Dradjat Wibowo soal Kebijakan Relaksasi Impor: Ini Masalah yang Dilematis

saranginews.com, JAKARTA – Ekonom senior Dradjad Wibowo menyoroti kebijakan peredaan yang dilakukan pemerintah untuk mengatasi pembangunan peti kemas di pelabuhan. 

Ia menilai pelonggaran impor merupakan dilema politik.

Baca juga: Update Kontainer yang Ditahan di Pelabuhan Tanjung Priok dan Perak; Terima kasih Tuhan!

Pasalnya kebijakan ini membuat persaingan menjadi sulit sebelum Indeks Manajer Pembelian (PMI) manufaktur memasuki wilayah kontraksi.

Namun di sisi lain, kata Dradjat, ia menilai menyalahkan pemerintah atas penerapan kebijakan tersebut tidak akan menyelesaikan masalah.

Baca juga: Pelaku Rebut Bahan Baku Akibat Kemasan yang Penuh Kontainer

Sebab, tanpa kebijakan pelonggaran impor, peti kemas di pelabuhan akan semakin banyak.

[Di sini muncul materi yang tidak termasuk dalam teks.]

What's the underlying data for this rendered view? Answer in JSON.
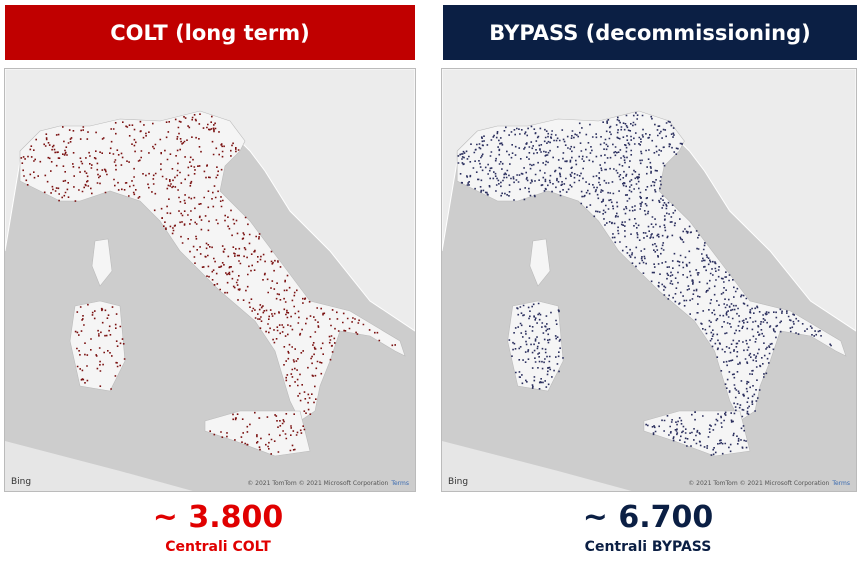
{
  "panels": [
    {
      "header": "COLT (long term)",
      "map": {
        "logo": "Bing",
        "attribution": "© 2021 TomTom © 2021 Microsoft Corporation",
        "terms": "Terms"
      },
      "count": "~ 3.800",
      "caption": "Centrali COLT"
    },
    {
      "header": "BYPASS (decommissioning)",
      "map": {
        "logo": "Bing",
        "attribution": "© 2021 TomTom © 2021 Microsoft Corporation",
        "terms": "Terms"
      },
      "count": "~ 6.700",
      "caption": "Centrali BYPASS"
    }
  ]
}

“Ini dilematis. Tanpa liberalisasi impor, peti kemas akan menumpuk di gudang pelabuhan, lalu lintas barang terganggu, inflasi naik. Konsumen akan dirugikan,” kata Drajad Wibowo, Senin (8 Mei). )

Baca juga: Ribuan Kontainer Akhirnya Dibebaskan di Pelabuhan, Penjelasan Kementerian Perdagangan;

Menurut Dradjat, pemerintah adalah industri lokal; Suatu kebijakan harus dirumuskan bersama untuk memfasilitasi dan mengoptimalkan perdagangan luar negeri serta bea dan cukai.

Drajat mencontohkan peraturan impor; Penting untuk selaras dengan konsumen dan produsen lokal.

“Saya kira bea masuk anti dumping bisa dikenakan pada kode HS dan barang tertentu. Apakah ada solusi teknis untuk backlog port? “Industri dalam negeri lebih kompetitif dan tidak mengharapkan proteksi yang berlebihan, lalu bagaimana solusinya,” jelas ekonom senior INDEF ini.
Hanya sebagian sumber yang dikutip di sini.